Parce qu’ils se préparent au premier débat contradictoire télévisé, les candidats des principales formations politiques ont pris congé hier.
Seul monsieur Charest a fait une promesse en matinée, celle de créer 11 500 nouvelles places de stationnement incitatif dans la grande région de Montréal (dont 1 500 sur le territoire de Laval), afin de favoriser l’utilisation du transport en commun.
Je profite donc de ce répit pour parler de la confrontation de la semaine, celle qui a opposé le maire de la ville de Saguenay, Jean Tremblay, à la candidate du PQ dans le comté de Trois-Rivières, Djemila Benhabib, sur les ondes de Radio-Canada.
L’intégrisme qu’on ne voit pas
Il y a quelques années, agacés par ce qu’ils percevaient comme étant de la propagande chrétienne, des Américains d’autres confessions religieuses avaient convaincu des grands magasins de cesser d’utiliser le mot « Christmas » (qui veut dire « Noël » mais qui se traduit littéralement « Messe du Christ ») et de parler plutôt de la « Saison du temps des Fêtes » (« Holiday Season »).
Cette nouvelle souleva l’indignation des milieux fondamentalistes chrétiens du Sud des États-Unis qui menacèrent de boycotter tous les magasins qui, au contraire, cesseraient d’utiliser le mot controversé.
Coincées entre ces deux groupes, les magasins ont préféré opter pour le groupe majoritaire et continuer d’utiliser « Christmas », mais de manière plus discrète, le mot étant noyé dans les décorations tappe-à-l’oeil du temps des Fêtes.
Il y quelques jours, j’écoutais l’entrevue que donnait Monsieur Jean Tremblay à l’animateur radiophonique Paul Arcand.
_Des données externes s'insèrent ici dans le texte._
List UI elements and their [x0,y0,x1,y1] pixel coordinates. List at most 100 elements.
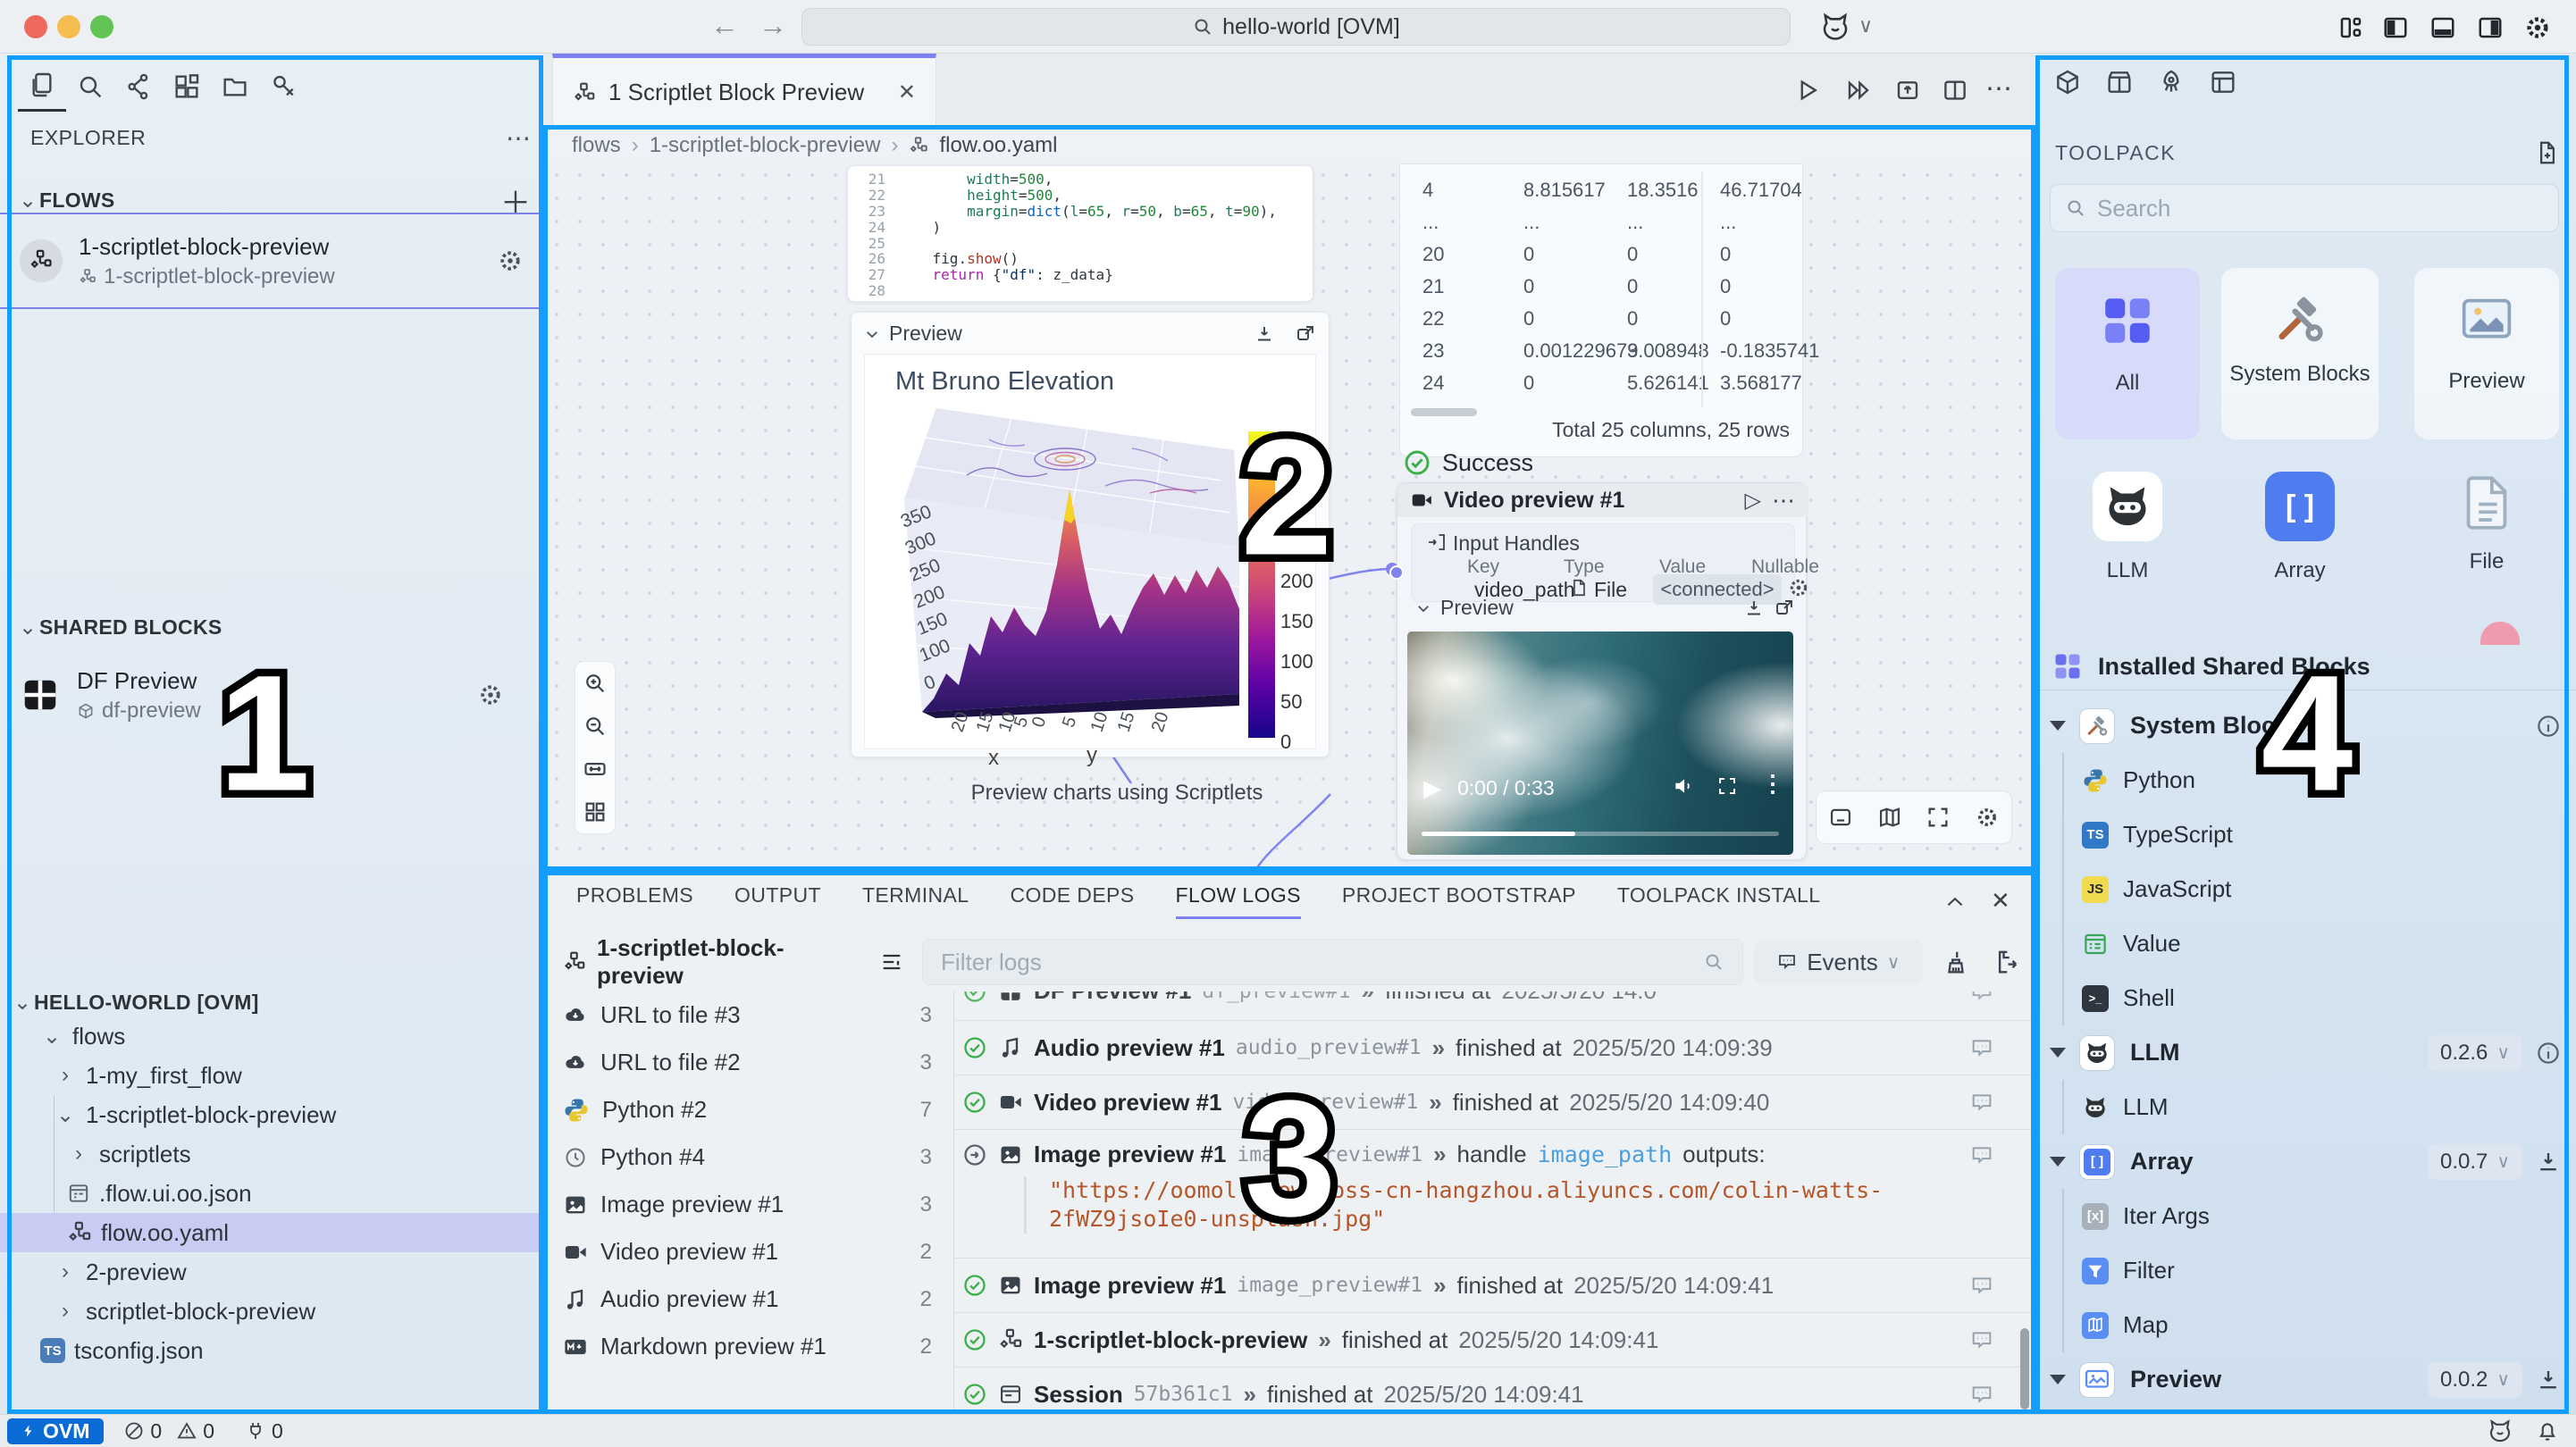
version-pill[interactable]: 0.2.6∨ [2428,1035,2522,1071]
split-editor-icon[interactable] [1942,77,1968,104]
tile-system-blocks[interactable]: System Blocks [2221,268,2379,439]
shared-block-python[interactable]: Python [2035,753,2576,807]
zoom-in-icon[interactable] [583,671,608,696]
caret-down-icon[interactable] [2050,721,2066,731]
errors-indicator[interactable]: 0 [123,1419,162,1443]
info-icon[interactable] [2535,713,2562,740]
open-external-icon[interactable] [1295,323,1316,345]
export-icon[interactable] [1894,77,1921,104]
more-icon[interactable]: ⋯ [506,123,531,153]
gear-icon[interactable] [497,247,524,274]
log-entry[interactable]: Image preview #1image_preview#1»finished… [953,1258,2035,1312]
log-block-item[interactable]: URL to file #23 [545,1039,953,1086]
warnings-indicator[interactable]: 0 [176,1419,214,1443]
log-comment-icon[interactable] [1969,1382,1994,1407]
filter-list-icon[interactable] [879,949,904,974]
tree-item--flow-ui-oo-json[interactable]: .flow.ui.oo.json [0,1174,545,1213]
shared-block-javascript[interactable]: JSJavaScript [2035,862,2576,916]
code-line[interactable]: 24 ) [848,220,1313,236]
code-line[interactable]: 27 return {"df": z_data} [848,267,1313,283]
log-entry[interactable]: Image preview #1image_preview#1»handleim… [953,1129,2035,1258]
fullscreen-icon[interactable] [1716,775,1738,797]
blocks-icon[interactable] [163,63,211,111]
shared-blocks-header[interactable]: ⌄ SHARED BLOCKS [16,615,531,640]
tile-preview[interactable]: Preview [2414,268,2559,439]
minimize-window-button[interactable] [57,15,80,38]
bottom-tab-project-bootstrap[interactable]: PROJECT BOOTSTRAP [1342,883,1576,919]
tree-item-tsconfig-json[interactable]: TStsconfig.json [0,1331,545,1370]
shared-block-filter[interactable]: Filter [2035,1243,2576,1298]
shared-section-array[interactable]: [ ]Array0.0.7∨ [2035,1134,2576,1189]
tree-item-flows[interactable]: ⌄flows [0,1016,545,1056]
download-icon[interactable] [2535,1367,2562,1393]
bottom-tab-flow-logs[interactable]: FLOW LOGS [1176,883,1301,919]
log-comment-icon[interactable] [1969,991,1994,1004]
shared-block-value[interactable]: Value [2035,916,2576,971]
run-fast-icon[interactable] [1845,77,1872,104]
shared-block-llm[interactable]: LLM [2035,1080,2576,1134]
log-comment-icon[interactable] [1969,1327,1994,1352]
layout-grid-icon[interactable] [2337,14,2364,41]
chevron-down-icon[interactable] [1415,600,1431,616]
close-panel-icon[interactable]: ✕ [1991,887,2010,915]
log-block-item[interactable]: Python #27 [545,1086,953,1133]
tree-item-flow-oo-yaml[interactable]: flow.oo.yaml [0,1213,545,1252]
panel-left-icon[interactable] [2382,14,2409,41]
new-file-icon[interactable] [2534,139,2561,166]
panel-bottom-icon[interactable] [2429,14,2456,41]
log-block-item[interactable]: Markdown preview #12 [545,1323,953,1370]
bottom-tab-terminal[interactable]: TERMINAL [862,883,969,919]
flow-branch-icon[interactable] [114,63,163,111]
table-scrollbar[interactable] [1411,408,1477,416]
shared-section-preview[interactable]: Preview0.0.2∨ [2035,1352,2576,1407]
tree-item-1-my-first-flow[interactable]: ›1-my_first_flow [0,1056,545,1095]
scriptlet-code-node[interactable]: 21 width=500,22 height=500,23 margin=dic… [847,165,1313,302]
package-tab-icon[interactable] [2105,68,2134,96]
tile-file[interactable]: File [2414,456,2559,607]
shared-block-map[interactable]: Map [2035,1298,2576,1352]
chart-preview-node[interactable]: Preview Mt Bruno Elevation [851,312,1330,757]
input-port-dot[interactable] [1389,565,1404,580]
clear-logs-icon[interactable] [1942,949,1969,975]
minimap-icon[interactable] [1877,805,1902,830]
log-comment-icon[interactable] [1969,1273,1994,1298]
zoom-out-icon[interactable] [583,714,608,739]
log-comment-icon[interactable] [1969,1142,1994,1167]
log-block-item[interactable]: Python #43 [545,1133,953,1181]
version-pill[interactable]: 0.0.7∨ [2428,1144,2522,1180]
caret-down-icon[interactable] [2050,1048,2066,1058]
panel-right-icon[interactable] [2477,14,2504,41]
logs-scrollbar[interactable] [2020,1328,2029,1409]
filter-logs-input[interactable]: Filter logs [922,939,1743,985]
tree-item-2-preview[interactable]: ›2-preview [0,1252,545,1292]
export-logs-icon[interactable] [1993,949,2019,975]
tree-item-scriptlet-block-preview[interactable]: ›scriptlet-block-preview [0,1292,545,1331]
forward-icon[interactable]: → [759,9,787,42]
log-entry[interactable]: Audio preview #1audio_preview#1»finished… [953,1020,2035,1075]
kebab-menu-icon[interactable]: ⋮ [1761,770,1784,798]
code-line[interactable]: 22 height=500, [848,188,1313,204]
volume-icon[interactable] [1672,774,1695,798]
events-dropdown[interactable]: Events ∨ [1754,941,1923,983]
run-icon[interactable] [1794,77,1821,104]
more-actions-icon[interactable]: ⋯ [1985,73,2012,105]
grid-layout-icon[interactable] [583,799,608,824]
code-line[interactable]: 23 margin=dict(l=65, r=50, b=65, t=90), [848,204,1313,220]
log-entry[interactable]: DF Preview #1df_preview#1»finished at202… [953,991,2035,1020]
caret-down-icon[interactable] [2050,1157,2066,1167]
video-progress-track[interactable] [1422,832,1779,836]
templates-tab-icon[interactable] [2209,68,2237,96]
fit-view-icon[interactable] [1926,805,1951,830]
close-window-button[interactable] [24,15,47,38]
node-more-icon[interactable]: ⋯ [1772,487,1795,514]
gear-icon[interactable] [1975,805,2000,830]
back-icon[interactable]: ← [710,9,739,42]
bottom-tab-code-deps[interactable]: CODE DEPS [1010,883,1134,919]
code-line[interactable]: 26 fig.show() [848,251,1313,267]
ports-indicator[interactable]: 0 [245,1419,283,1443]
close-tab-icon[interactable]: ✕ [898,79,916,105]
log-block-item[interactable]: Audio preview #12 [545,1276,953,1323]
key-icon[interactable] [259,63,307,111]
tile-array[interactable]: [ ] Array [2221,456,2379,607]
version-pill[interactable]: 0.0.2∨ [2428,1362,2522,1398]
Le maire de la ville de Saguenay y qualifiait la candidate péquiste Djemila Benhabib d’intégriste.
Condamnée à mort par les Islamistes algériens, sa famille a quitté le port d’Oran en 1994 pour se réfugier en France en 1994. Au Québec depuis 1997, Mme Benhabib y a écrit deux livres dénonçant le fondamentalisme musulman (Ma vie à contre-Coran et Une femme témoigne sur les islamistes).
Mais voilà que Mme Benhabib est traîtée elle-même d’intégriste par le maire de Saguenay. Ce qui nous amène à nous demander c’est quoi, l’intégrisme.
Ce terme désigne une intransigeance extrême en vue d’imposer ses règles à la totalité de la société et régenter la vie de chacun selon celles-ci.
Le maire Jean Tremblay a été condamné à payer une amende et des frais totalisant la somme de 33 500$ pour avoir imposé une prière publiquement à l’ouverture des séances de son Conseil municipal.
Les tribunaux estiment que dans l’exercice de ses fonctions, un représentant de l’État ne peut imposer à quiconque l’obligation d’assister à un rituel de nature religieuse, quel qu’il soit. Par opposition, on peut imposer un moment de recueillement que chacun pourra utiliser à sa manière.
Malgré cette condamnation, le maire de Saguenay persiste à réciter sa prière, plaçant la Volonté présumée de Dieu au-dessus des lois humaines. Cette attitude a été qualifiée de courageuse par le ministre et candidat libéral de la région, Serge Simard.
Monsieur Tremblay serait sans doute insulté d’être qualifié d’intégriste mais la triste vérité c’est qu’il répond parfaitement à la définition du terme. Évidemment, il y a intégrisme et intégrisme. Le sien est une forme mineure, un peu folklorique, qui ne menace pas la vie de personne, et qu’on pourrait qualifier également de zèle religieux excessif et déplacé, tenté d’une xénophobie stupide.
Parce que tout cela est anodin, l’intégriste léger ne se perçoit pas comme intégriste. En fait, même l’intégriste pur et dur ne se perçoit pas comme tel parce que pour lui, il est impossible de trop aimer Dieu et qu’il n’y a rien de répréhensible à vouloir ardemment réaliser sa Volonté.
En somme, l’intégrisme, c’est comme l’accent. Les autres parlent avec un accent : jamais nous.
Si Mme Benhabib réclamait qu’on remplace le crucifix de l’Assemblée nationale par un croissant musulman, ce serait de l’intégrisme. À titre personnel, elle croit que ce crucifix devrait être retiré. C’est également mon avis. Mais à titre de candidate du PQ, elle épouse la politique de cette formation politique, qui est de ne pas toucher au crucifix.
Si, comme je présume, monsieur le maire de Saguenay est un homme d’honneur, lui doit donc des excuses publiques.